Work on the “science of science” has demonstrated the value of a data-driven approach to the study of academic knowledge creation. Researchers like Roberta Sinatra, a professor at CNS, use big data on productivity and impact spanning decades of scientific endeavors to model and understand how scientists become successful [1]. Milan Janosov recently shared his work on extending and adapting this framework to artistic careers. More broadly, Milan is seeking to compare how productivity, impact, and network position influence success across various disciplines.
Milan uses data covering three artistic fields: nearly one million films from IMDB, 28 million songs from Discogs and last.fm, and 4 million books from Goodreads. The directors, musicians, and authors in the data span many years of their respective creative industries. The datasets also have multiple measures for impact of a creative work, for example, movies are rated by both critics and the crowd. Though expert evaluations and public opinion are usually correlated, there are many examples where they do not agree.
Milan’s first hypothesis is that artistic careers follow the so-called “random-impact rule”, just like academic researchers. The random-impact rule says that, controlling for the length of the career, the timing of someone’s highest impact work is uniformly distributed. Milan finds that this hypothesis fits the data quite well for all three of the artistic fields he analyzed, see Figure 1.

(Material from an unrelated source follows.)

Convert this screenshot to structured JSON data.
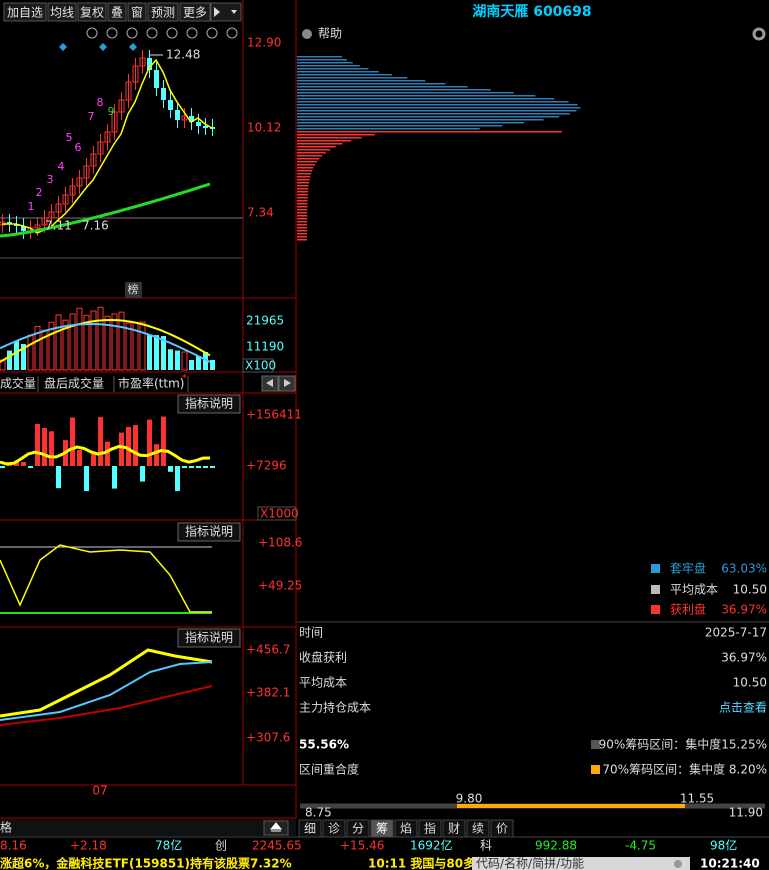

Next, Milan explored the extent to which impact of an artistic work can be predicted by a model with two factors: a deterministic variable encoding individual aspects of the creator and a random field-specific parameter. This so-called "Q-model" encodes the extent to which individual performance drives impact, compared with "luck". Finding that his data fits the model specifications similarly to academic careers, he compares subfields in his data for similarities in their "luck-skill" distribution. He finds that subfields within a domain, for example different genres of music, have different distributions. For example, the individual-skill factor of film music composers in their Q-model is more similar to that of classical musicians than movie producers or directors. In future work, Milan proposes to quantify the predictability of success in different fields on a single dimension, from deterministic to probabilistic.
Finally, Milan also discussed preliminary results about the relationship between artist networks and success. Many motivating examples can be found in popular culture, like the recent success story of Luis Fonsi's "Despacito", the first song to hit four billion hits on Youtube. "Despacito" was not an instant hit. Its explosive growth coincides with the release of a cover version by Justin Bieber, as shown in Figure 2.
Clearly, network position has an impact on the likely success of a creative work. Milan plans to examine the relationship between the Q model decomposition of impact and the network position of the artistic creators. In preliminary work, he showed a significant relationship between the “Q” of a movie director and that of his early collaborators.
The extension and elaboration of the science of success to creative domains have great promise. Finding similarities in this new context strengthens the validity of the original results on academic careers. Understanding the differences of model performance and the distributions of the Q model parameters across fields helps us understand the nature of success (i.e. luck vs skill) in these areas. Relating network position to outcome extends the science of success in a sociological direction. Milan is making progress on all these fronts and we wish him continued success.